Effect of inelastic scattering on spin entanglement detection through current noise

We study the effect of inelastic scattering on the spin entanglement detection and discrimination scheme proposed by Egues, Burkard, and Loss [Phys. Rev. Lett. 89, 176401 (2002)]. The finite-backscattering beam splitter geometry is supplemented by a phenomenological model for inelastic scattering, the charge-conserving voltage probe model, conveniently generalized to deal with entangled states. We find that the behavior of shot-noise measurements in one of the outgoing leads remains an efficient way to characterize the nature of the nonlocal spin correlations in the incoming currents for an inelastic scattering probability up to 50%. Higher order cumulants are analyzed, and are found to contain no additional useful information on the spin correlations. The technique we have developed is applicable to a wide range of systems with voltage probes and spin correlations.

Figure 1

(Color online) The beam-splitter geometry fed with pairwise nonlocally entangled electron currents or polarized currents. The action of the spin rotation via Rashba spin-orbit coupling in one of the input leads changes noise in the output leads dramatically. Inelastic transport is modeled between the entangler and the spin rotation region by means of one or more fictitious probes.
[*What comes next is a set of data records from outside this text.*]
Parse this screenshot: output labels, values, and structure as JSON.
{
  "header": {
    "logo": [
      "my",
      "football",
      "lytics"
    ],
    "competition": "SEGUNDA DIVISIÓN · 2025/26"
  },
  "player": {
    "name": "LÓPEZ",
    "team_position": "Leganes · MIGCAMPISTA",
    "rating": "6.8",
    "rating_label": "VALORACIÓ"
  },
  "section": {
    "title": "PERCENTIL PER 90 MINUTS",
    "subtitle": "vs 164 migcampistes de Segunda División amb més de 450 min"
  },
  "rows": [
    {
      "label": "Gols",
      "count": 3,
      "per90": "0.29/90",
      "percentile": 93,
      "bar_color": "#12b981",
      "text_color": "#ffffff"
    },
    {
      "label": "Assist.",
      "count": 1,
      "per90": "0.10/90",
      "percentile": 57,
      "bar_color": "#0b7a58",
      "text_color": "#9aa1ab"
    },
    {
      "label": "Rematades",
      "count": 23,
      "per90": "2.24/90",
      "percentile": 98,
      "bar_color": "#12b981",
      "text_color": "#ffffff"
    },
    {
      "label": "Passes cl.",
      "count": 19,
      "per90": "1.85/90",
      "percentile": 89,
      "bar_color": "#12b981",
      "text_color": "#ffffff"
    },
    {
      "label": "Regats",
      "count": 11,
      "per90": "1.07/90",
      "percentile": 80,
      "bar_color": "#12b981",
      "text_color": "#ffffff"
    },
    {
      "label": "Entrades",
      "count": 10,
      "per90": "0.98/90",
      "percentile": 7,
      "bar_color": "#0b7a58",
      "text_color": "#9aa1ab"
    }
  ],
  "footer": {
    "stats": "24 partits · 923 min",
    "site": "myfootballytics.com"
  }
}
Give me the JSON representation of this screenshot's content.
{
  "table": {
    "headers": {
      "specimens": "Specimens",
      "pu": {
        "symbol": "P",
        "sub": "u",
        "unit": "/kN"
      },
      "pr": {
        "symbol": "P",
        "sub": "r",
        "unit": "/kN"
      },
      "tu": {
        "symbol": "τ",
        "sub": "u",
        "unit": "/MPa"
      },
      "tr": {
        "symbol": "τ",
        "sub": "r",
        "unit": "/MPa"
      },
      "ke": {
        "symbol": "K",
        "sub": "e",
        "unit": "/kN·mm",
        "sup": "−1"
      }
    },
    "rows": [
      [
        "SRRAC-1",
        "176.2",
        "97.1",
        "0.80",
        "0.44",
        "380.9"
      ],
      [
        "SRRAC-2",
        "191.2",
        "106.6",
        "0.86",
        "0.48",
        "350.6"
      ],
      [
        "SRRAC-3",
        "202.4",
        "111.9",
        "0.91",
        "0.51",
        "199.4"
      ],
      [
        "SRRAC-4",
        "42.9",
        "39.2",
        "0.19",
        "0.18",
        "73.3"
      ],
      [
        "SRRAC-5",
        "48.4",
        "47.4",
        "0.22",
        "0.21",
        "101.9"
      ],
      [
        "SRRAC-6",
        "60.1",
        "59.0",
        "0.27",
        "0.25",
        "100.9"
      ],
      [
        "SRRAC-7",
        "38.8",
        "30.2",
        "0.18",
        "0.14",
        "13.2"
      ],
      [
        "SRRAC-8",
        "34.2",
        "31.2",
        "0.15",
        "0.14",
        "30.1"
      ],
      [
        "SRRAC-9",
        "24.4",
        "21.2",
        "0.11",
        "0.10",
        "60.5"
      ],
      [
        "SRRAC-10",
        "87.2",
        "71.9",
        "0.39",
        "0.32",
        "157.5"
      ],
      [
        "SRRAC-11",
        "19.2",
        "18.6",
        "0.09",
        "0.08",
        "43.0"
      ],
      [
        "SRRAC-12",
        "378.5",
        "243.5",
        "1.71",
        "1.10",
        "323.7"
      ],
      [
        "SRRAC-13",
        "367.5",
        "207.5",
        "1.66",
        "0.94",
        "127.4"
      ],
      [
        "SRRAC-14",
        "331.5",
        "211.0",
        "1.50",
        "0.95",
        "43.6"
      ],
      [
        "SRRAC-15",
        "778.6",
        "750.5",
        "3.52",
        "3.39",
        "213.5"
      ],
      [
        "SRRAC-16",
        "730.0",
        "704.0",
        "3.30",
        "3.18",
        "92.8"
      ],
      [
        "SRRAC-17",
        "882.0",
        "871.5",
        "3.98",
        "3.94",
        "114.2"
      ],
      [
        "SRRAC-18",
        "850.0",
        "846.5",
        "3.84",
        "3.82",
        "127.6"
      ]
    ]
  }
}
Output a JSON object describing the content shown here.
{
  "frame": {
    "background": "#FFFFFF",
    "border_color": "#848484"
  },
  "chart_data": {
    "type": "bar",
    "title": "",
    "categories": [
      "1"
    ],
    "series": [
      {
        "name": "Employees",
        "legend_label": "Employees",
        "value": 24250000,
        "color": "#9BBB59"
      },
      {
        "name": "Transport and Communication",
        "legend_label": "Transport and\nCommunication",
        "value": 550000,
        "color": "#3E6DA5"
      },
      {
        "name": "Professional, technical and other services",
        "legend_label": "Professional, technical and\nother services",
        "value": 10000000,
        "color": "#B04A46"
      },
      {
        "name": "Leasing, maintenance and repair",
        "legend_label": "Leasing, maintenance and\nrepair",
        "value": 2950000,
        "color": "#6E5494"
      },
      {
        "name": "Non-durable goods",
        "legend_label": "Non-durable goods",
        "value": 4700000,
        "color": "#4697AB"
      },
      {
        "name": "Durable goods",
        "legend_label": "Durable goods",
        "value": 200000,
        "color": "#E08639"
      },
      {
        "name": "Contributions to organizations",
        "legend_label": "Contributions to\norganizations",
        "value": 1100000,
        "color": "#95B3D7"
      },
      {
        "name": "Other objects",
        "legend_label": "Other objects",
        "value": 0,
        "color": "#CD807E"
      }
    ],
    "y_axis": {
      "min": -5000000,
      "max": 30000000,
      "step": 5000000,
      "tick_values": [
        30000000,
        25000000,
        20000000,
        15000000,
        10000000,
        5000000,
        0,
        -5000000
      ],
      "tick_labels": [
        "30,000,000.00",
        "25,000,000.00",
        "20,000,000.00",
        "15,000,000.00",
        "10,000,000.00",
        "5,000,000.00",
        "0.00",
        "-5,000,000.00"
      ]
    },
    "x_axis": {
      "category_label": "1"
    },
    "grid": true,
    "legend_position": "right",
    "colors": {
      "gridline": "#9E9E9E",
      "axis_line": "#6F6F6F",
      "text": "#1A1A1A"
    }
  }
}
Shot noise measured in terminal $R_1$ as a function of $\theta$ can be used to detect the nature of the incoming electron correlations.

Figure 2

(Color online) In the upper plot (a) we represent the current shot noise in units of $e^{3}V∕h$ in lead $R1$ for the singlet and $m_s=0$ triplet incoming states, as a function of spin rotation angle $\theta$ and decoherence strength $\alpha$. The same for the polarized spin state case is presented in the lower plot (b). Interlead transmission probability between upper and lower arms $T$ is fixed to 0.5, and no backscattering $(T_B=1)$ is assumed.

Figure 3

(Color online) Normalized value of shot noise in lead $R_1$ at zero spin rotation angle as a function of beam-splitter transmission $T_B$ for $T=0.5$. Solid (blue) lines correspond to singlet incoming current whereas dashed (red) lines account for the polarized one. In both cases, different values of inelastic scattering probability have been considered, from $\alpha =0$ (upper curves) to $\alpha =1$ (lower curves) in steps of 0.25. Inset, the same for the oscillation amplitude with $\theta$ of the shot noise.

Figure 4

(Color online) Oscillation range with angle $\theta$ of the skewness in lead $R_1$, in units of $e^{4}V∕h$, as a function of beam-splitter transmission between left and right arms $T_B$. $T$ is fixed to the optimal point $T=0.5$. Different oscillation ranges for different values of inelastic scattering are indicated by different shades of gray, ranging from pale gray for $\alpha =0$ to dark gray for $\alpha =1$ in steps of 0.25. The case of singlet-entangled incoming current is considered in plot (a), whereas in plot (b) the incoming current is in a polarized state. The actual oscillation of skewness with Rashba spin rotation angle for entangled current [solid (blue) lines] and polarized current [dashed (red) lines] is plotted in the inset of (b) (see main text).

Figure 5

(Color online) Single channel wire geometry with fictitious probe and nontransparent contacts.

Figure 6

(Color online) The results for the singlet current skewness in the beam-splitter geometry calculated within the modified Langevin approach begin to deviate slightly from those of the time-resolved (TR) technique, Fig. 4. Note that the deviation is most apparent in the intermediate $\alpha$ limit. Shot noise results are identical. At this level, however, both techniques are qualitatively equivalent.